On the readfcs side, not sure what's the best? Maybe raise an error?
Or keep the original names as you suggested and raise the error (with a better error message) in pytometry?
Great that you identified the issue! Yes, raising an error early for such upstream data integrity issues are always good. Will do that!
My only concern with that is that it doesn't allow me at all to read the data anymore (for instance, to fix the matrix manually if they can't fix it upstream).
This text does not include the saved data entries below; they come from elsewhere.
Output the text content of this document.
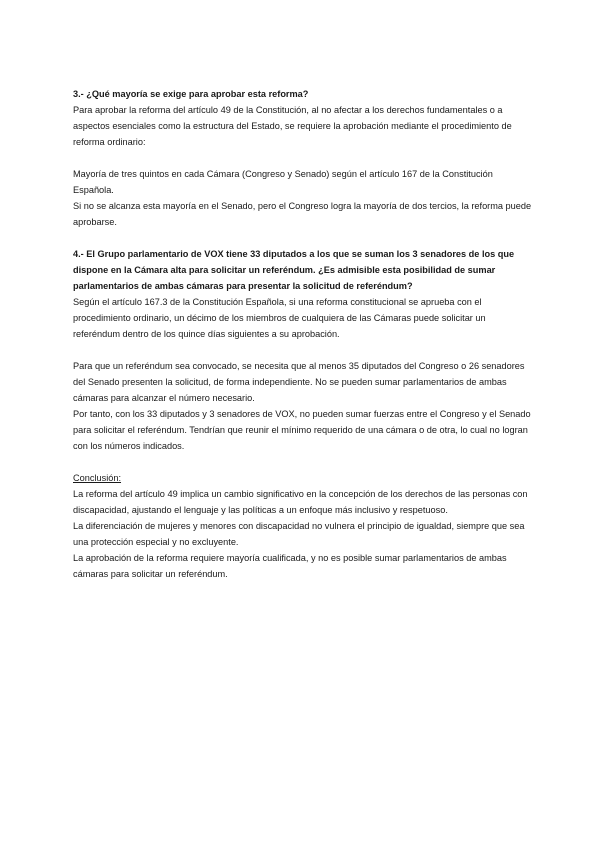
3.- ¿Qué mayoría se exige para aprobar esta reforma?

Para aprobar la reforma del artículo 49 de la Constitución, al no afectar a los derechos fundamentales o a aspectos esenciales como la estructura del Estado, se requiere la aprobación mediante el procedimiento de reforma ordinario:

Mayoría de tres quintos en cada Cámara (Congreso y Senado) según el artículo 167 de la Constitución Española.

Si no se alcanza esta mayoría en el Senado, pero el Congreso logra la mayoría de dos tercios, la reforma puede aprobarse.

4.- El Grupo parlamentario de VOX tiene 33 diputados a los que se suman los 3 senadores de los que dispone en la Cámara alta para solicitar un referéndum. ¿Es admisible esta posibilidad de sumar parlamentarios de ambas cámaras para presentar la solicitud de referéndum?

Según el artículo 167.3 de la Constitución Española, si una reforma constitucional se aprueba con el procedimiento ordinario, un décimo de los miembros de cualquiera de las Cámaras puede solicitar un referéndum dentro de los quince días siguientes a su aprobación.

Para que un referéndum sea convocado, se necesita que al menos 35 diputados del Congreso o 26 senadores del Senado presenten la solicitud, de forma independiente. No se pueden sumar parlamentarios de ambas cámaras para alcanzar el número necesario.

Por tanto, con los 33 diputados y 3 senadores de VOX, no pueden sumar fuerzas entre el Congreso y el Senado para solicitar el referéndum. Tendrían que reunir el mínimo requerido de una cámara o de otra, lo cual no logran con los números indicados.

Conclusión:

La reforma del artículo 49 implica un cambio significativo en la concepción de los derechos de las personas con discapacidad, ajustando el lenguaje y las políticas a un enfoque más inclusivo y respetuoso.

La diferenciación de mujeres y menores con discapacidad no vulnera el principio de igualdad, siempre que sea una protección especial y no excluyente.

La aprobación de la reforma requiere mayoría cualificada, y no es posible sumar parlamentarios de ambas cámaras para solicitar un referéndum.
So maybe just a warning would be better?
Oh, you can try manually fixing the mismatches using the ReadFCS class, something along this line:
fcsfile = readfcs.ReadFCS(datapath)
old_spill_matrix = fcsfile._meta["spill"]
# --- fix the index and columns --- #
fcsfile._meta["spill"] = fixed_spill_matrix
adata = fcsfile.to_anndata()
Thanks again for your swift response and fixes!